Treblemakers uplift East Asian musical excellence, community


Daily file illustration by Emma Ruck

Treblemakers is Northwestern’s premier East Asian-interest a cappella group, and one of three competitive groups on campus.

Joyce Li, Reporter

Medill sophomore Angela Zhang said she never imagined committing to singing when she arrived at Northwestern. But watching the Treblemakers, NU’s premier East Asian-interest acapella group, perform at Rock the Lake last year changed her mind. 

Zhang said growing up, she did not see much Asian American representation in music.

“There was something really special about seeing folks of color onstage—seeing people that looked like me,” Zhang said. “Knowing there was a space here at Northwestern which was a community, but also just brilliant at performance … I just was so inspired.”
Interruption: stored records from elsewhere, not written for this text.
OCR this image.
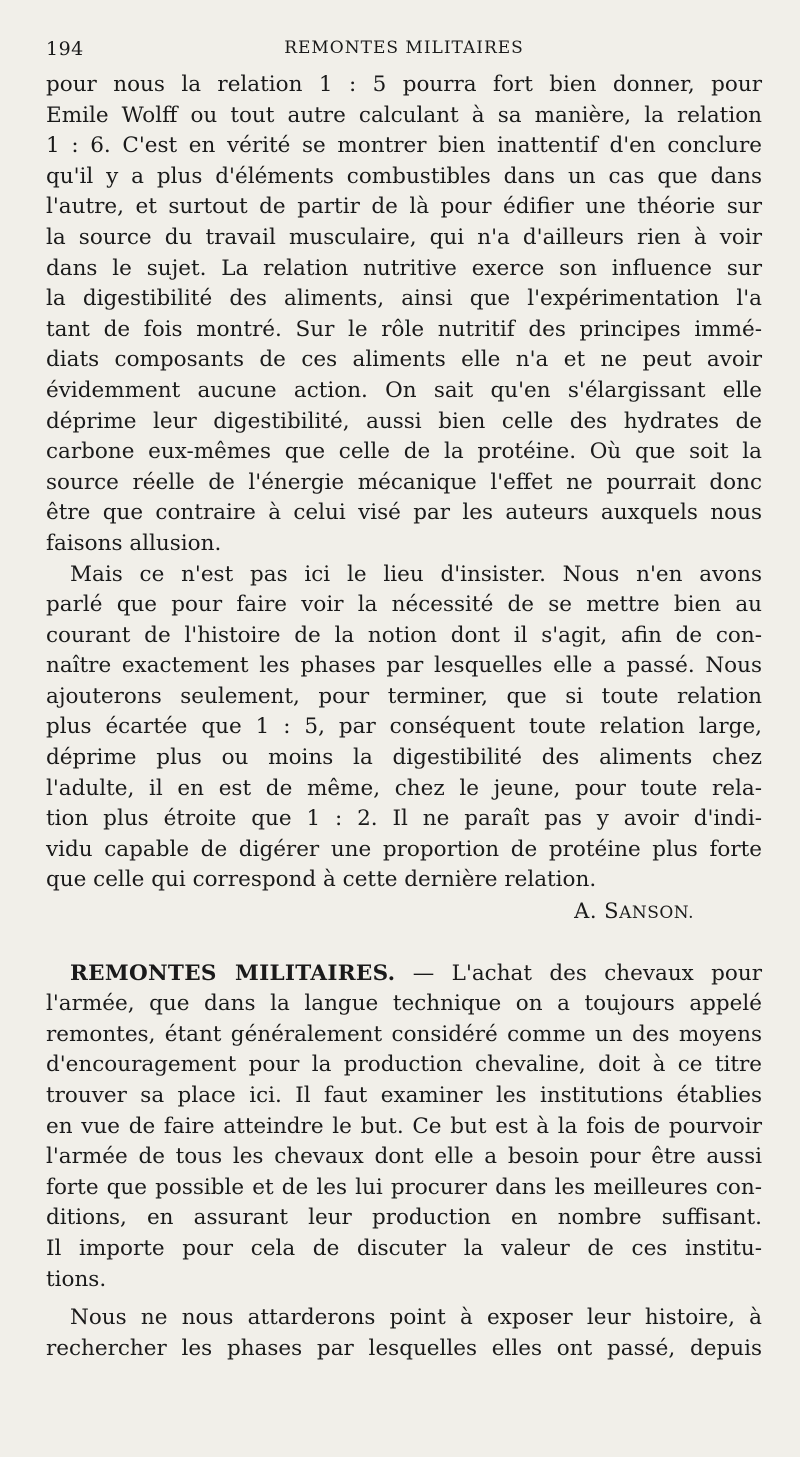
194	REMONTES MILITAIRES

pour nous la relation 1 : 5 pourra fort bien donner, pour

Emile Wolff ou tout autre calculant à sa manière, la relation

1 : 6. C'est en vérité se montrer bien inattentif d'en conclure

qu'il y a plus d'éléments combustibles dans un cas que dans

l'autre, et surtout de partir de là pour édifier une théorie sur

la source du travail musculaire, qui n'a d'ailleurs rien à voir

dans le sujet. La relation nutritive exerce son influence sur

la digestibilité des aliments, ainsi que l'expérimentation l'a

tant de fois montré. Sur le rôle nutritif des principes immé-

diats composants de ces aliments elle n'a et ne peut avoir

évidemment aucune action. On sait qu'en s'élargissant elle

déprime leur digestibilité, aussi bien celle des hydrates de

carbone eux-mêmes que celle de la protéine. Où que soit la

source réelle de l'énergie mécanique l'effet ne pourrait donc

être que contraire à celui visé par les auteurs auxquels nous

faisons allusion.

Mais ce n'est pas ici le lieu d'insister. Nous n'en avons

parlé que pour faire voir la nécessité de se mettre bien au

courant de l'histoire de la notion dont il s'agit, afin de con-

naître exactement les phases par lesquelles elle a passé. Nous

ajouterons seulement, pour terminer, que si toute relation

plus écartée que 1 : 5, par conséquent toute relation large,

déprime plus ou moins la digestibilité des aliments chez

l'adulte, il en est de même, chez le jeune, pour toute rela-

tion plus étroite que 1 : 2. Il ne paraît pas y avoir d'indi-

vidu capable de digérer une proportion de protéine plus forte

que celle qui correspond à cette dernière relation.

A. SANSON.

REMONTES MILITAIRES. — L'achat des chevaux pour

l'armée, que dans la langue technique on a toujours appelé

remontes, étant généralement considéré comme un des moyens

d'encouragement pour la production chevaline, doit à ce titre

trouver sa place ici. Il faut examiner les institutions établies

en vue de faire atteindre le but. Ce but est à la fois de pourvoir

l'armée de tous les chevaux dont elle a besoin pour être aussi

forte que possible et de les lui procurer dans les meilleures con-

ditions, en assurant leur production en nombre suffisant.

Il importe pour cela de discuter la valeur de ces institu-

tions.

Nous ne nous attarderons point à exposer leur histoire, à

rechercher les phases par lesquelles elles ont passé, depuis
Founded in 2004, Treblemakers is one of three competitive a cappella groups on campus. Members of Treblemakers are from all over the world and perform songs in multiple languages, including English, Mandarin, Cantonese, Japanese, Korean, and Tagalog.

“Our general mission is to spread East Asian interest, awareness and musical excellence with the community surrounding us,” Bienen senior and Treblemakers General Manager Sabrina Chen said. “It just gives us an opportunity to perform things that people don’t always get to hear.” 

Both Chen and Zhang said their most memorable Treblemakers performance was at the 2022 International Championship of Collegiate A Cappella. The group traveled to the University of Michigan in February to perform an arrangement at the ICCA Great Lakes Quarterfinal. 

Treblemakers’ set consisted of “愛 (Ai)”, a Mandarin ballad by Hong Kong singer Karen Mok, and a Disney medley. 

Zhang said Treblemakers aims to represent the cultures of its group members and provide Asian American representation in music performance.

“It’s just been an incredible experience to know that I’m part of a family that … centers multiculturalism and inclusivity within the arts,” Zhang said.

In addition to competing at ICAA, the group also hosts quarterly showcases where members perform all of the songs they learned throughout the quarter. In its Fall 2022 Show, the group performed seven pieces, including “Lose” by Indonesian songwriter NIKI, a medley of Olivia Rodrigo’s music and its 2022 ICCA set. 

McCormick sophomore Fay-Ling Laures attended the Treblemakers’ fall showcase. 

“It’s great that they explore and expose their audience to more East Asian artists and music,” Laures said. “I really like that they sometimes sing in different languages because it gives East Asian artists a platform to shine.”

Another one of the Treblemakers’ key foci is community building. Chen said the group goes on a bonding retreat every year for a weekend and spends time together outside of rehearsals getting dinner or boba. The group’s alumni are also involved in the group’s activities, preparing care packages for new members and auditions.

Zhang recalled a moment after a Treblemakers show when an alum began beatboxing into a microphone and the rest of the group joined in to improvise. 

“Joining this group means you’re joining a family, joining a group that really cares about each other.” Chen said. “Something great about us (is) the feeling of unity within the group, and being able to not just sing with them, but also hang out.”